If they could overcome these ideological blinders, they could indeed pull Britain out of its rut. They would have to concentrate as many economic forces as possible into the domestic market. Every policy would have to be judged based on how much it led to internal development and avoided the purchasing of foreign products. Boost­ing exports could help too, but government-led export booms are more difficult to achieve.

The real key to British prosperity moving forward would be to have consumers buy British. At present, imports make up around 31 percent of GDP. Almost one in three goods or services purchased in Britain today is from abroad. Policymakers should try to get that number down to at least 20 percent.

The easiest way to do this would be to examine carefully what Britain is importing. Those products that can easily be produced do­mestically should be produced domestically. The government should incentivize and even subsidize domestic businesses to make products that can replace their international counterparts. To put it bluntly, there is no reason that Britain should not be producing its own cars and household appliances. They have done it before. If British engineers at Rolls Royce can make jet engines, they can figure out how to build a toaster or remember how to build a small car.

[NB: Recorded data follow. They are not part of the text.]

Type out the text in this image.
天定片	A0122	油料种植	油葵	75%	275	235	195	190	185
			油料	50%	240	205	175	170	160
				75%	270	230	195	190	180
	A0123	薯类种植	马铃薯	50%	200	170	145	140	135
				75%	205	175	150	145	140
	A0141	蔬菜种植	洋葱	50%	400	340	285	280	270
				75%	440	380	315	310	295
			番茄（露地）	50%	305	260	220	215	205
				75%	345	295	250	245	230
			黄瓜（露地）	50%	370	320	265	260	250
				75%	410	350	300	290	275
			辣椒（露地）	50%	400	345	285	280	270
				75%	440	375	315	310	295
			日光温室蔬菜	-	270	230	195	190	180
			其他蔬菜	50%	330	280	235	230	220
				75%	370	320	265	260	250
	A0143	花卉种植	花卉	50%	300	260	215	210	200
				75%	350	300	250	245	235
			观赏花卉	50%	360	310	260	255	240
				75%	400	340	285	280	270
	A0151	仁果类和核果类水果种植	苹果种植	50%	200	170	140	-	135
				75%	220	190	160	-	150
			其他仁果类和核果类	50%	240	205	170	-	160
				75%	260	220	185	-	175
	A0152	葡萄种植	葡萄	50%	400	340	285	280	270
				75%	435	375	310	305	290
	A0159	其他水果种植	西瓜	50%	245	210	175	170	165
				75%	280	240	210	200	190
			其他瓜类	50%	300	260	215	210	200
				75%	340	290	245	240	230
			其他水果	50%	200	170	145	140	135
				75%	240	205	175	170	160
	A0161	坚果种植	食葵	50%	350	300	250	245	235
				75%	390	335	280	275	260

Microeconomists will complain that these products will likely be inferior to their international competitors. The British microeconomists will remind us of the days, not so long ago, when Britons drove shabby Rover cars instead of streamlined German models. But, again, British living standards are destined to fall regardless, and it is better that the British people have access to slightly inferior cars—while laying the groundwork for future growth—than it is that they find it hard to purchase a car at all.

A program of import substitution is urgently needed. The govern­ment should begin subsidizing British industry to produce goods that are currently purchased abroad. The exit from the EU in particular gives them ample scope to do this, now that they are not bound by arbitrary trade rules.

A central body should be set up, staffed by market analysts and economists, to track imports and highlight potentially substitutable items. A development bank should also be set up to issue debt that can be bought by the Bank of England to pay for such import sub­stitution. A budget for this development bank should be set once every few years based on an annual target for import reduction. The market analysts and the economists will then direct this budget to the most promising industries.

Engineering and other relevant degrees should be subsidized by the government and secondary school students should be strongly encouraged to take classes to follow this degree path. Meanwhile, British engineers currently working abroad should be drawn home to work on the project. And those who are not doing actual engineering work, but are instead working on consulting jobs, should be brought into the fold. The effort should be done under the banner of national renewal and should have the same public spirit ethos that we saw in Britain during World War II.

It is an ambitious policy, to be sure, and it would require strong leadership. It would also require leaders to jettison the ideological baggage and the false economic history that many of them have learned from birth. But it can be done. Indeed, it must be done.

If Britain does not undertake a program of industrial renewal, the exit from the EU will be remembered as the start of a very sharp period of decline for the country. A major world power, albeit one that has already been languishing for nearly a century, will end up like one of those long dead, stuffed birds marveled at in a Victorian museum.